Jin Cheng avait joué au royaume de rêve et savait que c'était censé être la section tutoriel, alors il acquiesça docilement.
« Quand on travaille à l'Usine, il faut être prudent, travailler assidûment pendant trente ans et puis prendre sa retraite pour profiter de sa vieillesse. Fais attention à ta gestion du temps, travaille quand c'est l'heure de travailler. Il y a des récompenses pour avoir travaillé tous les jours de chaque mois, et tu seras renvoyé si tu manques deux jours de travail consécutifs, à moins que tu puisses obtenir un mot d'excuse. »
« L'Usine a de tout, une bibliothèque, une salle de sport, une salle d'énergie spirituelle, une salle informatique ; tu peux visiter ces endroits. La nourriture à la cantine est gratuite, mais tu peux aussi payer pour une meilleure nourriture. »

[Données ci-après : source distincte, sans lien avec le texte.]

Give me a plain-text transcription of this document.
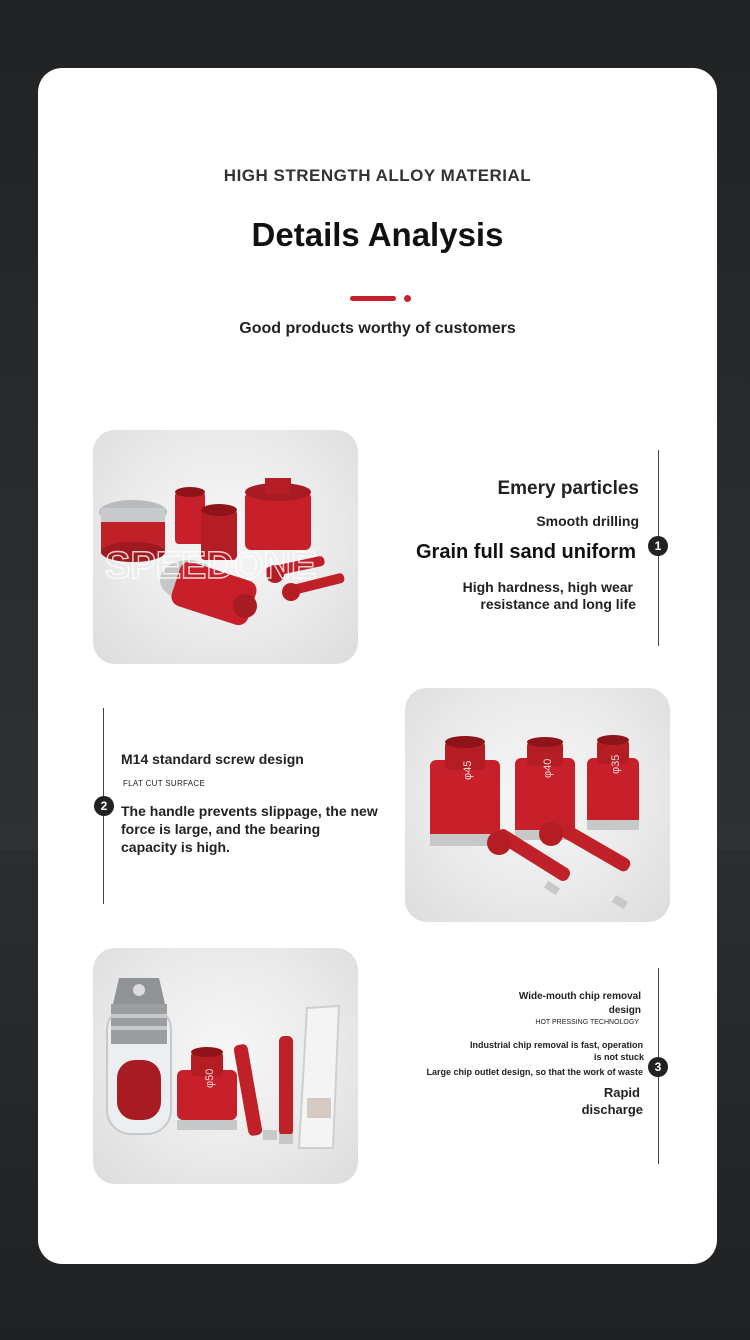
HIGH STRENGTH ALLOY MATERIAL
Details Analysis
Good products worthy of customers
SPEEDONE	1
Emery particles
Smooth drilling
Grain full sand uniform
High hardness, high wear
resistance and long life
2
M14 standard screw design
FLAT CUT SURFACE
The handle prevents slippage, the new
force is large, and the bearing
capacity is high.
φ45	φ40	φ35
φ50
3
Wide-mouth chip removal
design
HOT PRESSING TECHNOLOGY
Industrial chip removal is fast, operation
is not stuck
Large chip outlet design, so that the work of waste
Rapid
discharge
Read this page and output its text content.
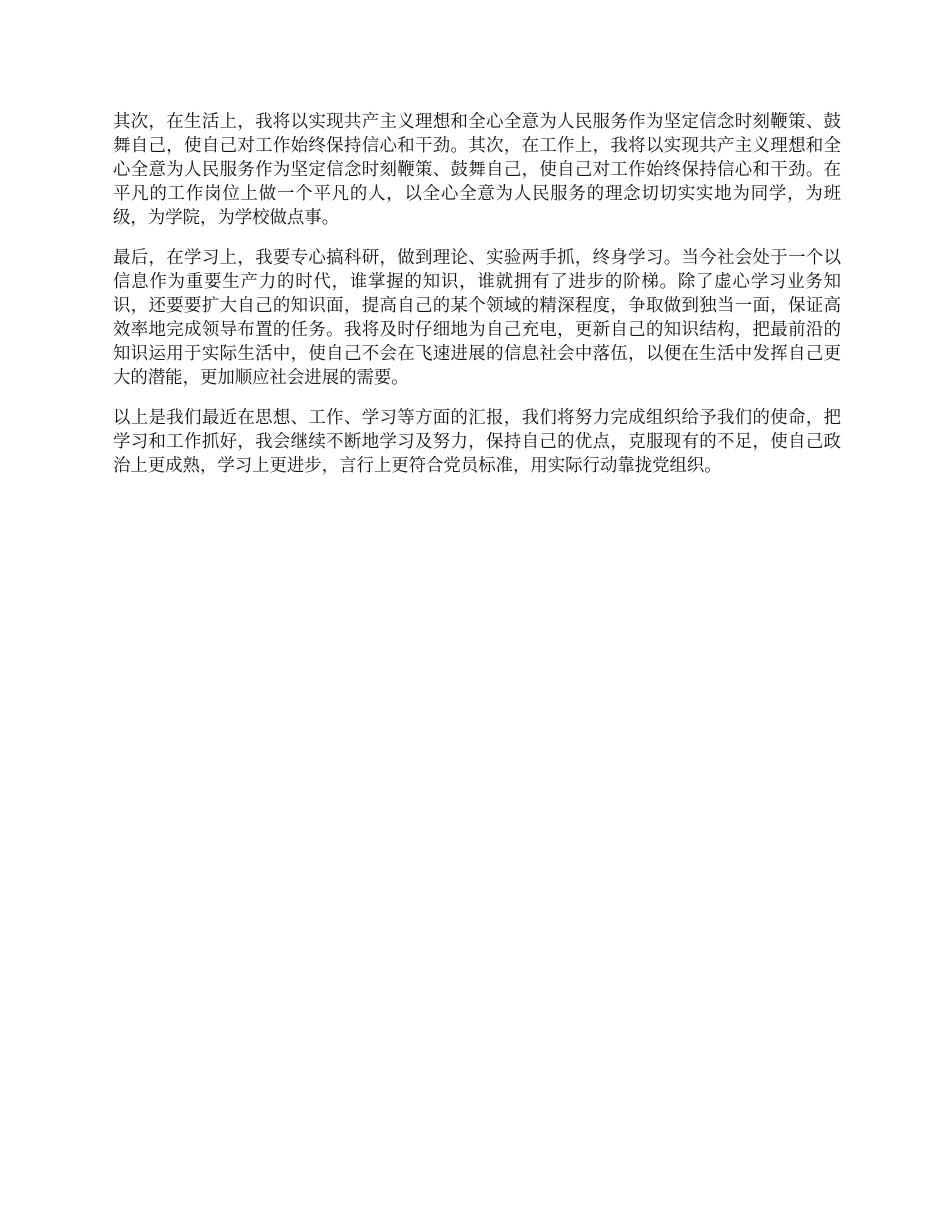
其次，在生活上，我将以实现共产主义理想和全心全意为人民服务作为坚定信念时刻鞭策、鼓舞自己，使自己对工作始终保持信心和干劲。其次，在工作上，我将以实现共产主义理想和全心全意为人民服务作为坚定信念时刻鞭策、鼓舞自己，使自己对工作始终保持信心和干劲。在平凡的工作岗位上做一个平凡的人，以全心全意为人民服务的理念切切实实地为同学，为班级，为学院，为学校做点事。

最后，在学习上，我要专心搞科研，做到理论、实验两手抓，终身学习。当今社会处于一个以信息作为重要生产力的时代，谁掌握的知识，谁就拥有了进步的阶梯。除了虚心学习业务知识，还要要扩大自己的知识面，提高自己的某个领域的精深程度，争取做到独当一面，保证高效率地完成领导布置的任务。我将及时仔细地为自己充电，更新自己的知识结构，把最前沿的知识运用于实际生活中，使自己不会在飞速进展的信息社会中落伍，以便在生活中发挥自己更大的潜能，更加顺应社会进展的需要。

以上是我们最近在思想、工作、学习等方面的汇报，我们将努力完成组织给予我们的使命，把学习和工作抓好，我会继续不断地学习及努力，保持自己的优点，克服现有的不足，使自己政治上更成熟，学习上更进步，言行上更符合党员标准，用实际行动靠拢党组织。
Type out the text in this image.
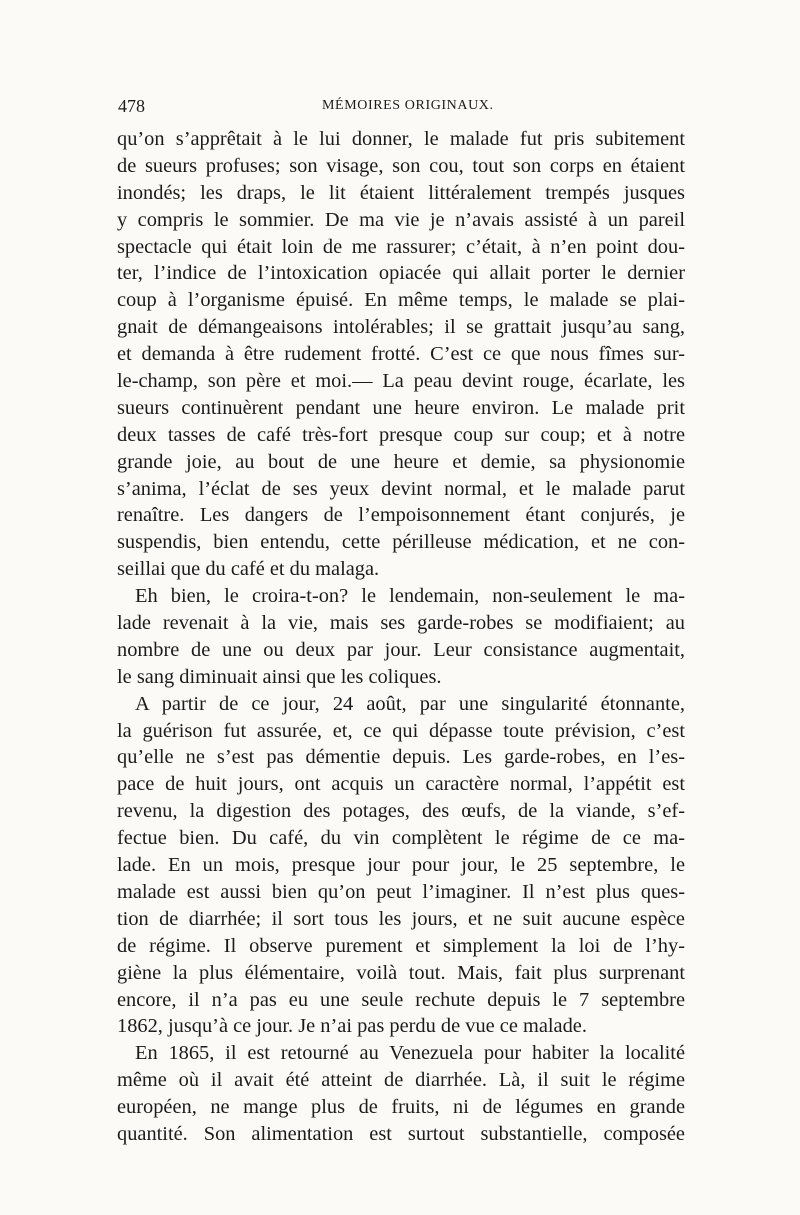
478	MÉMOIRES ORIGINAUX.
qu’on s’apprêtait à le lui donner, le malade fut pris subitement
de sueurs profuses; son visage, son cou, tout son corps en étaient
inondés; les draps, le lit étaient littéralement trempés jusques
y compris le sommier. De ma vie je n’avais assisté à un pareil
spectacle qui était loin de me rassurer; c’était, à n’en point dou-
ter, l’indice de l’intoxication opiacée qui allait porter le dernier
coup à l’organisme épuisé. En même temps, le malade se plai-
gnait de démangeaisons intolérables; il se grattait jusqu’au sang,
et demanda à être rudement frotté. C’est ce que nous fîmes sur-
le-champ, son père et moi.— La peau devint rouge, écarlate, les
sueurs continuèrent pendant une heure environ. Le malade prit
deux tasses de café très-fort presque coup sur coup; et à notre
grande joie, au bout de une heure et demie, sa physionomie
s’anima, l’éclat de ses yeux devint normal, et le malade parut
renaître. Les dangers de l’empoisonnement étant conjurés, je
suspendis, bien entendu, cette périlleuse médication, et ne con-
seillai que du café et du malaga.
Eh bien, le croira-t-on? le lendemain, non-seulement le ma-
lade revenait à la vie, mais ses garde-robes se modifiaient; au
nombre de une ou deux par jour. Leur consistance augmentait,
le sang diminuait ainsi que les coliques.
A partir de ce jour, 24 août, par une singularité étonnante,
la guérison fut assurée, et, ce qui dépasse toute prévision, c’est
qu’elle ne s’est pas démentie depuis. Les garde-robes, en l’es-
pace de huit jours, ont acquis un caractère normal, l’appétit est
revenu, la digestion des potages, des œufs, de la viande, s’ef-
fectue bien. Du café, du vin complètent le régime de ce ma-
lade. En un mois, presque jour pour jour, le 25 septembre, le
malade est aussi bien qu’on peut l’imaginer. Il n’est plus ques-
tion de diarrhée; il sort tous les jours, et ne suit aucune espèce
de régime. Il observe purement et simplement la loi de l’hy-
giène la plus élémentaire, voilà tout. Mais, fait plus surprenant
encore, il n’a pas eu une seule rechute depuis le 7 septembre
1862, jusqu’à ce jour. Je n’ai pas perdu de vue ce malade.
En 1865, il est retourné au Venezuela pour habiter la localité
même où il avait été atteint de diarrhée. Là, il suit le régime
européen, ne mange plus de fruits, ni de légumes en grande
quantité. Son alimentation est surtout substantielle, composée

« Les salaires sont versés quotidiennement ; plus tu es habile et plus tu travailles, plus tu gagnes. Si tu trouves encore que c'est insuffisant, tu peux regarder près du tableau d'affichage à la porte ; quelqu'un pourrait avoir besoin de toi pour de menus travaux. »
« Bon, c'est à peu près tout. C'est ton premier jour ; après avoir posé tes affaires, va te promener. Fais connaissance avec des gens ; tu pourrais avoir des gains inattendus. »
« Ah, j'allais oublier ça. »
Tendant un vieux téléphone à Jin Cheng, Gong Jin dit : « Un avantage de l'Usine, tout le monde a un téléphone, le dernier modèle. L'Usine t'enverra occasionnellement des messages par le téléphone, et tu devras t'en servir pour contacter les autres. Mes coordonnées sont déjà dedans ; tu peux venir me voir si tu as des questions. »
« Merci, Contremaître. »
« De rien, je file. »
Tenant le téléphone, Jin Cheng entra dans le dortoir la tête haute, prêt à commencer sa nouvelle vie d'Usine.
L'Usine d'il y a 52 ans, rien qu'à y penser, c'est excitant.